[mythtv-users] Carbon Footprint
Roger Siddons
dizygotheca at ntlworld.com
Mon Sep 2 23:41:40 UTC 2013
On Mon, 02 Sep 2013 00:23:19 +0100, Daryl McDonald <darylangela at gmail.com>
wrote:
> Well I mirrored your settings and scripts and scheduled a recording for
> 7p.m. gave the system two minutes to shutdown the backend and set >the
> alarm then powered off, and waited until 7:05p.m. and it did not come
> on. Does the last line of the following output indicate UTC time?:
> daryl at daryl-A780L3C:~$ sudo grep -i rtc /var/log/dmesg
> [sudo] password for daryl:[ 0.199663] RTC time: 19:04:25, date:
> 09/01/13
> [ 1.222545] rtc_cmos 00:03: RTC can wake from S4
> [ 1.222673] rtc_cmos 00:03: rtc core: registered rtc_cmos as rtc0
> [ 1.222692] rtc0: alarms up to one month, y3k, 114 bytes nvram
> [ 1.229942] rtc_cmos 00:03: setting system clock to 2013-09-01
> 19:04:26 UTC (1378062266)
Yes. On startup the system reads the RTC clock to get the current
time/date. I suspect it's interpreting the time as UTC (rather than
localtime) because your file "/etc/default/rcS" contains "UTC=yes". You
should change that. Type "man /etc/default/rcS" to read more about it.
>
> This is what my disable hwclock script looks like:
> daryl at daryl-A780L3C:~$ cat /etc/init/hwclock-save.conf
> # hwclock-save - save system clock to hardware clock
> # hwclock-save - save system clock to hardware clock
> #
> # This task saves the time from the system clock back to the hardware
> # clock on shutdown.
>
> description "save system clock to hardware clock"
>
> start on runlevel [06]
>
> task
>
> script
> . /etc/default/rcS
> [ "$UTC" = "yes" ] && tz="--utc" || tz="--localtime"
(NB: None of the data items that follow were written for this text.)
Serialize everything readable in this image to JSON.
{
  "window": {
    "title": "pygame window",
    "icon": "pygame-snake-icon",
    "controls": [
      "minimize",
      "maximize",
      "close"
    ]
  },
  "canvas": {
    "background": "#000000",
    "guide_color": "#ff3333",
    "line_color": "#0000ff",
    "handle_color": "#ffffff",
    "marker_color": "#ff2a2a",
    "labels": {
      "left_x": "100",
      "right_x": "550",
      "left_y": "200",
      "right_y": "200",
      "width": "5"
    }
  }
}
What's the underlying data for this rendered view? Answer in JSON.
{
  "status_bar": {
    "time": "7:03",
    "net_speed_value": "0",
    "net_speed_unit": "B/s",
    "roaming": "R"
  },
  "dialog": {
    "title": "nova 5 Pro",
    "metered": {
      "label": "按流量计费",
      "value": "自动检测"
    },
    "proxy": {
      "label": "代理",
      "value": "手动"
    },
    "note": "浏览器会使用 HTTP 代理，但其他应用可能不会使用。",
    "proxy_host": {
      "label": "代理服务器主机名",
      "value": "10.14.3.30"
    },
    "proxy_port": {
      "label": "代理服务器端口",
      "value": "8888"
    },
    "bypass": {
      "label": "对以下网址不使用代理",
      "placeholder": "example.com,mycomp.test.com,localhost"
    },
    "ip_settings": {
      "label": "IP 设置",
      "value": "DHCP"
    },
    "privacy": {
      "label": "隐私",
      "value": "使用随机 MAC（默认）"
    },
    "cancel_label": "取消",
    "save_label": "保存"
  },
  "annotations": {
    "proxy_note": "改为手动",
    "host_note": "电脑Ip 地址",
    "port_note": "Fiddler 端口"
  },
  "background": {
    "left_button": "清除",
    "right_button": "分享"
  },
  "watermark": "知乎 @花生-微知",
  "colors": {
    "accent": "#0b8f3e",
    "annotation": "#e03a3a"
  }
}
> [ "$BADYEAR" = "yes" ] && badyear="--badyear"
> ACPITIME=`cat /proc/acpi/alarm`
> exec hwclock --rtc=/dev/rtc0 --systohc $tz --noadjfile $badyear
> echo "$ACPITIME" > /proc/acpi/alarm
> end script
> daryl at daryl-A780L3C:~$
That doesn't look right to me. Up until last year the solution was to
simply not write the clock. In January someone changed the wiki to
re-write the alarm after setting the clock but /proc/acpi/alarm is only
applicable to (old) 2.6 kernels, so it won't have any effect on recent
kernels (like yours); i.e. hwclock updates aren't being disabled.
However, following Stefan comments, I can confirm that Mythbuntu 12.04
doesn't need its hwclock disabled so, for you, changing this file is an
unnecessary distraction and I suggest you put it back to default (delete
the 2 lines containing ACPITIME) & forget this step.